Sexual Desire in Your Long Term Relationship

The vast majority of couples have a lot less sex and sexual desire for each other after the first year.  Not a news flash.  For some couples, that decrease in sexual frequency isn’t a problem, and both people are pretty comfortable with the amount of sex they’re having.  But for a lot of couples, the decrease in desire and in sex feels upsetting, and may even feel like evidence that they have failed at sex.

Ester Perel, couples therapist and author of Mating in Captivity, talks about how having an excellent bond doesn’t always equal having an excellent sex life.  For a lot of couples, long-term commitment seems to bring with it a lack of innovation, a lack of spontaneity, and an abandonment of attempts to woo each other.

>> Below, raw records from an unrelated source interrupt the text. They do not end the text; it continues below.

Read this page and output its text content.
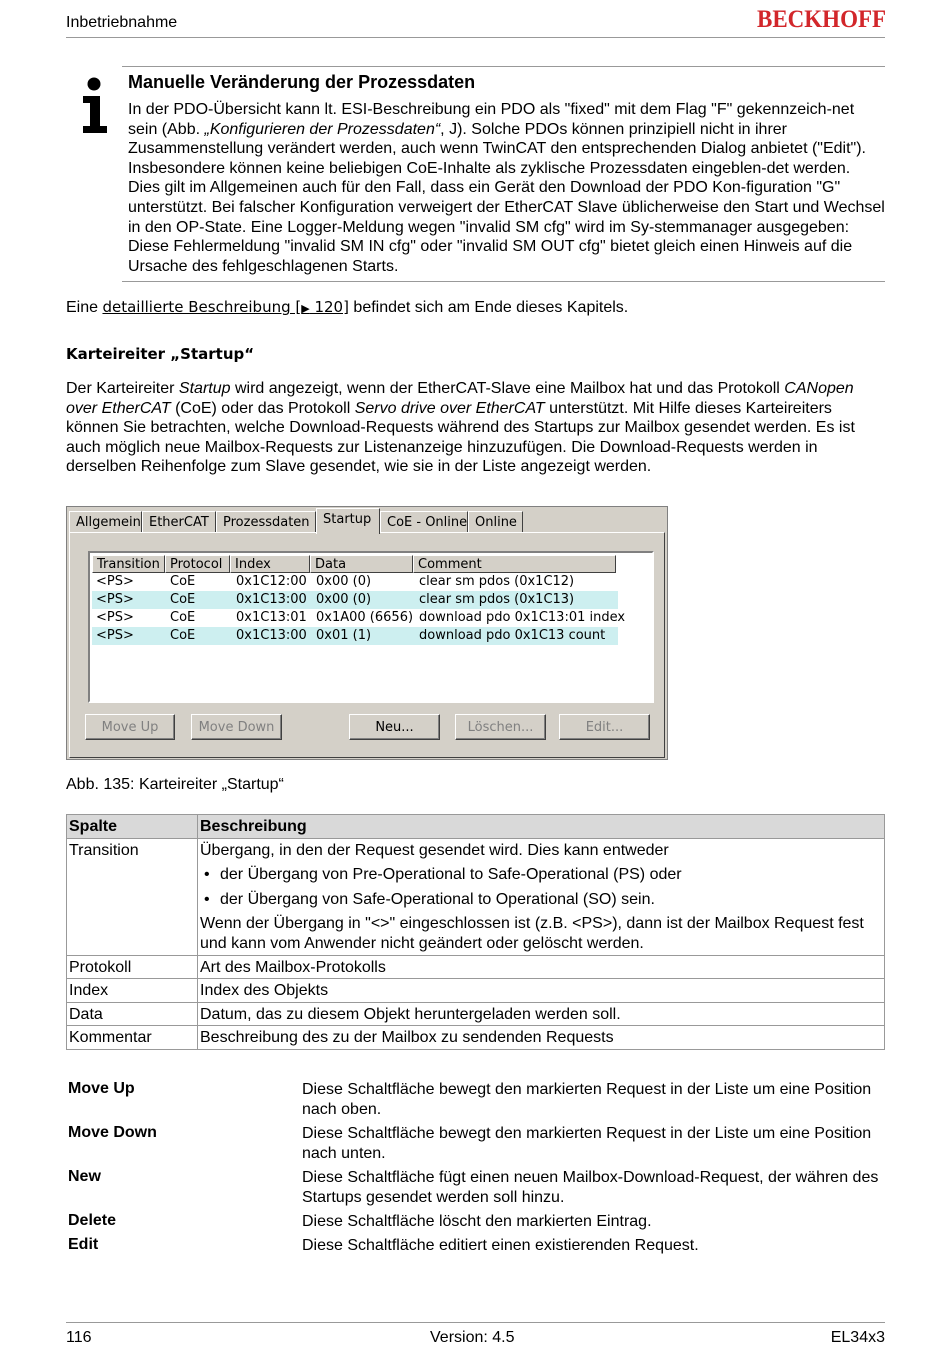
Inbetriebnahme	BECKHOFF
Manuelle Veränderung der Prozessdaten
In der PDO-Übersicht kann lt. ESI-Beschreibung ein PDO als "fixed" mit dem Flag "F" gekennzeich-net sein (Abb. „Konfigurieren der Prozessdaten“, J). Solche PDOs können prinzipiell nicht in ihrer Zusammenstellung verändert werden, auch wenn TwinCAT den entsprechenden Dialog anbietet ("Edit"). Insbesondere können keine beliebigen CoE-Inhalte als zyklische Prozessdaten eingeblen-det werden. Dies gilt im Allgemeinen auch für den Fall, dass ein Gerät den Download der PDO Kon-figuration "G" unterstützt. Bei falscher Konfiguration verweigert der EtherCAT Slave üblicherweise den Start und Wechsel in den OP-State. Eine Logger-Meldung wegen "invalid SM cfg" wird im Sy-stemmanager ausgegeben: Diese Fehlermeldung "invalid SM IN cfg" oder "invalid SM OUT cfg" bietet gleich einen Hinweis auf die Ursache des fehlgeschlagenen Starts.
Eine detaillierte Beschreibung [▶ 120] befindet sich am Ende dieses Kapitels.
Karteireiter „Startup“
Der Karteireiter Startup wird angezeigt, wenn der EtherCAT-Slave eine Mailbox hat und das Protokoll CANopen over EtherCAT (CoE) oder das Protokoll Servo drive over EtherCAT unterstützt. Mit Hilfe dieses Karteireiters können Sie betrachten, welche Download-Requests während des Startups zur Mailbox gesendet werden. Es ist auch möglich neue Mailbox-Requests zur Listenanzeige hinzuzufügen. Die Download-Requests werden in derselben Reihenfolge zum Slave gesendet, wie sie in der Liste angezeigt werden.
Allgemein EtherCAT	Prozessdaten	Startup	CoE - Online Online
Transition Protocol Index	Data	Comment
<PS>	CoE	0x1C12:00 0x00 (0)	clear sm pdos (0x1C12)
<PS>	CoE	0x1C13:00 0x00 (0)	clear sm pdos (0x1C13)
<PS>	CoE	0x1C13:01 0x1A00 (6656) download pdo 0x1C13:01 index
<PS>	CoE	0x1C13:00 0x01 (1)	download pdo 0x1C13 count
Move Up	Move Down	Neu...	Löschen...	Edit...
Abb. 135: Karteireiter „Startup“
Spalte	Beschreibung
Transition	Übergang, in den der Request gesendet wird. Dies kann entweder
• der Übergang von Pre-Operational to Safe-Operational (PS) oder
• der Übergang von Safe-Operational to Operational (SO) sein.
Wenn der Übergang in "<>" eingeschlossen ist (z.B. <PS>), dann ist der Mailbox Request fest und kann vom Anwender nicht geändert oder gelöscht werden.

Protokoll	Art des Mailbox-Protokolls
Index	Index des Objekts
Data	Datum, das zu diesem Objekt heruntergeladen werden soll.
Kommentar	Beschreibung des zu der Mailbox zu sendenden Requests
Move Up	Diese Schaltfläche bewegt den markierten Request in der Liste um eine Position nach oben.
Move Down	Diese Schaltfläche bewegt den markierten Request in der Liste um eine Position nach unten.
New	Diese Schaltfläche fügt einen neuen Mailbox-Download-Request, der währen des Startups gesendet werden soll hinzu.
Delete	Diese Schaltfläche löscht den markierten Eintrag.
Edit	Diese Schaltfläche editiert einen existierenden Request.
116	Version: 4.5	EL34x3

In order to bring back the desire, many couples find that they need to work at it.  In the beginning of relationships, people actually DO tend to do a lot of work to have sex with their partner, and to make that sex work well. It just seems effortless because desire and arousal levels are so high.  Many couples have to accept that sex won’t come quite as easily over the long haul, and that its ok to put some work into your sex life.  Is it possible to embrace this as part of the evolution of your relationship, rather than as a failure? You may need to change your mindset around success and failure in your sex life.  It isn’t a failure if you have to set aside time for sex, or remind yourself to dress up on a date with your partner.  Failure is when you or your partner feels dissatisfied or unwanted.  Success is finding a way to keep your sexual connection alive.